La litière sera changée deux fois par semaine, voire trois fois en cas de production d’urine excessive des souris NASH (valable surtout en fin de procédure pour les souris NASH non traitées). Au cours des phases de stabulation, plusieurs animaux du même sexe seront hébergés dans la même cage. En revanche, lors des phases d’expérimentation, les animaux seront isolés (une souris / boîte, 30 minutes maximum) afin de limiter la transmission du stress inter-individu. La manipulation se fera en dehors du champ de vision des animaux en attente d’expérimentation. Pour le bien-être de l’animal, les souris seront anesthésiées lors de certaines méthodologies (injections) ou habituées au moins une semaine à l’avance à la contention (prise de sang). Cela devrait réduire le stress au minimum. Toute modification du comportement de l’animal (prostration, anxiété, isolement, troubles de l’équilibre), d’une variation significative du poids (environ 20% de gain de la masse corporelle) ou d’un taux élevé de sucres dans le sang (> 6g/l ) seront des points limites clés afin de juger de la nécessité ou non de l’euthanasie de l’animal.

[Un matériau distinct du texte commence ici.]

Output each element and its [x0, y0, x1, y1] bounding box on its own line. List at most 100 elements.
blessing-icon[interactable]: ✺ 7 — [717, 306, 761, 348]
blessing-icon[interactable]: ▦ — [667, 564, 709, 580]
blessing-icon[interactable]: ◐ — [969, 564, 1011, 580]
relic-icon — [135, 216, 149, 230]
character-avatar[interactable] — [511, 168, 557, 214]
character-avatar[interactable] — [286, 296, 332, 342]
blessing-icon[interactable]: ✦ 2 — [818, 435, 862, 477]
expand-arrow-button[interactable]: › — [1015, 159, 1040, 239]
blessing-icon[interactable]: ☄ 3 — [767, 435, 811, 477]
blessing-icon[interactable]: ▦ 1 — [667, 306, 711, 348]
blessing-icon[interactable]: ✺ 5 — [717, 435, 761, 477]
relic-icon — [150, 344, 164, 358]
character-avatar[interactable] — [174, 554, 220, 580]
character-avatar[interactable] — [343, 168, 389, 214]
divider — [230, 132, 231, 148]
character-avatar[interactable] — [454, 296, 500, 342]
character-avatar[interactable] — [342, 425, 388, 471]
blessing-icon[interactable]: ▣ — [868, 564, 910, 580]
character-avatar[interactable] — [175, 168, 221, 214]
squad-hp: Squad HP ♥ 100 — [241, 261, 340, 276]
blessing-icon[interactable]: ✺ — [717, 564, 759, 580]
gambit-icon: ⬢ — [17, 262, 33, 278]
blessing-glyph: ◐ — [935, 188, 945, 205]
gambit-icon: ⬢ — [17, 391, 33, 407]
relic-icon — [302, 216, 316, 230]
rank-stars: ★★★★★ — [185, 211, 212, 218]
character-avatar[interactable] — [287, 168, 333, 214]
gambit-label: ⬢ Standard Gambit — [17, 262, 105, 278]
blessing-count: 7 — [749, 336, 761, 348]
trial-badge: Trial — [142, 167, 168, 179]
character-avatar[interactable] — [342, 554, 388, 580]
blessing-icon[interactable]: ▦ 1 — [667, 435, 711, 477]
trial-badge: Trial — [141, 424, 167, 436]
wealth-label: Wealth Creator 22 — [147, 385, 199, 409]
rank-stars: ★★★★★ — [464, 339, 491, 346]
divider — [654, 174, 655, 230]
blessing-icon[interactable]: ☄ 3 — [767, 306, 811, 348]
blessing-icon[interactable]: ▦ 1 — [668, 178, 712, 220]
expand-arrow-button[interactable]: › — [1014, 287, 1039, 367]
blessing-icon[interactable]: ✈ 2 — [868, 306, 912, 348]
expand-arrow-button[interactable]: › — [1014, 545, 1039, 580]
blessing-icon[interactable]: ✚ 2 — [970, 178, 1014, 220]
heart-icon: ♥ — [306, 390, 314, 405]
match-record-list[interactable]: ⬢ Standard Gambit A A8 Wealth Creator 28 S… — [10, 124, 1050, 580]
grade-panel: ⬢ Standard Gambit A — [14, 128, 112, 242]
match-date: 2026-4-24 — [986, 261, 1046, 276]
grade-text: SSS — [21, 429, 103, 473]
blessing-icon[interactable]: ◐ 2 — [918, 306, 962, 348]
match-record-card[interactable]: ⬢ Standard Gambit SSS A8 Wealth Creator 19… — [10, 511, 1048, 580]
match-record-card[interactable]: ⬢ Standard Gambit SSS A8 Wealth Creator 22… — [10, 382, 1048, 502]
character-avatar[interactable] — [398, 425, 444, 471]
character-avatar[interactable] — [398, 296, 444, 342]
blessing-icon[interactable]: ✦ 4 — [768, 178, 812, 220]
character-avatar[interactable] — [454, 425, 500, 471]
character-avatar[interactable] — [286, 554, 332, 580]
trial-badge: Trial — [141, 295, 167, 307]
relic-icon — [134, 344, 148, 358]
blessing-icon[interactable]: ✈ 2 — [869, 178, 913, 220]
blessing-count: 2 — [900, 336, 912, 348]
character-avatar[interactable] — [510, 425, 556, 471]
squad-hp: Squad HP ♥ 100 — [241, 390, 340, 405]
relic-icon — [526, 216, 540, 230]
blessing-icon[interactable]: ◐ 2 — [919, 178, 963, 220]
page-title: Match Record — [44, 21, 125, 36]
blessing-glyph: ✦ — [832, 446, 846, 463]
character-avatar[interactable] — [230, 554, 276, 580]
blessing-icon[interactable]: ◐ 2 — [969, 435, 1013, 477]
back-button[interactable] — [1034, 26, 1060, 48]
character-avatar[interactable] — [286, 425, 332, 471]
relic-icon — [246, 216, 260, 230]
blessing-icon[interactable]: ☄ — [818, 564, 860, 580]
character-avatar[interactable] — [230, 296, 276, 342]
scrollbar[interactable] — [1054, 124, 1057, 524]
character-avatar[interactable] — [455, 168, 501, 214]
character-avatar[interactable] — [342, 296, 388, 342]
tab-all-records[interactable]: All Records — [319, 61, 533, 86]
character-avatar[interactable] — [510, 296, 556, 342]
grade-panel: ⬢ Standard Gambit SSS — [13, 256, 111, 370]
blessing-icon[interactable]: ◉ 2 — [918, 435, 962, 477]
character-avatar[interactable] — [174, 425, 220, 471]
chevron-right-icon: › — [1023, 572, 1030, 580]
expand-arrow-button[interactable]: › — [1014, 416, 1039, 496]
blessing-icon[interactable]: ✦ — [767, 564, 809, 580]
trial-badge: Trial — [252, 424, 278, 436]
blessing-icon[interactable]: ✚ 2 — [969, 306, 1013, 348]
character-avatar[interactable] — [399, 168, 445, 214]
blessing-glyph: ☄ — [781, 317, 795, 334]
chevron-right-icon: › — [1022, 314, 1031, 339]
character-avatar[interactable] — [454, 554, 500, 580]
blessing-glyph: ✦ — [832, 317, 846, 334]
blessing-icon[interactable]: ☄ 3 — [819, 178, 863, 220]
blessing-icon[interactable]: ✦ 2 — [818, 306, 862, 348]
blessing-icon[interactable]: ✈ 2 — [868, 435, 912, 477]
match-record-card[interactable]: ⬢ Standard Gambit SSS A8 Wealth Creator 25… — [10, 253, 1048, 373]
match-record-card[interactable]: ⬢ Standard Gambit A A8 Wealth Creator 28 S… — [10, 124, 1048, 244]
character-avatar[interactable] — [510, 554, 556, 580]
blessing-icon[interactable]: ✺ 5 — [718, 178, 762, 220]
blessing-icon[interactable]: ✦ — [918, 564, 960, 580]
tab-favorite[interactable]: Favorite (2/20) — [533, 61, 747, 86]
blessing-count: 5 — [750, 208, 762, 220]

Au cours de l’expérimentation et notamment juste avant les phases des injections, des anesthésiques généraux seront administrés. Une grille de score définie nous permettra d’évaluer l’état dans lequel se trouvent les individus. Afin de limiter les perturbations locomotrices, l’age de 2 mois post-natals des souris pour le début du traitement et la durée de 10 semaines (pour le traitement) ont été choisis afin que le phénotype dommageable ne soit pas atteint. Ainsi cette nuisance devrait être limitée dans la durée de la procédure (10 semaines). Au moment de l’euthanasie, de part l’expérience que nous avons de ce modèle nous estimons que les souris non traitées ne devraient pas atteindre le phénotype dommageable (e.i poids >40 g). Si c’est le cas avant la date d’euthanasie, initialement déterminée, alors nous interromprons l’ensemble du protocole pour la totalité des souris. Ces dernières seront alors euthanasiées pour l’analyse tissulaire.

Expliquer le choix des espèces et les stades de développement y afférents.

Les souris ont un génome très proche de celui de l’Homme, et leur système physiologique récapitule assez bien les observations faites chez l’Homme. Aujourd’hui, la souris représente le meilleur modèle pour tester l’efficacité de nouvelles molécules thérapeutiques et le meilleur compromis entre les besoins expérimentaux et le respect du critère de choix de l’espèce. Deux souches seront nécessaire à l’étude, les souris obèses qui subiront les traitements et des souris controles non diabétiques, non obéses, non traitées qui représenteront le témoin négatif et la référence de poids normal. Dans le but de se placer dans des conditions expérimentales les plus représentatives de la réalité physiologique rencontrée en médecine humaine, les souris utilisées seront des souris adultes âgées de 2 mois à l’initiation des procédures.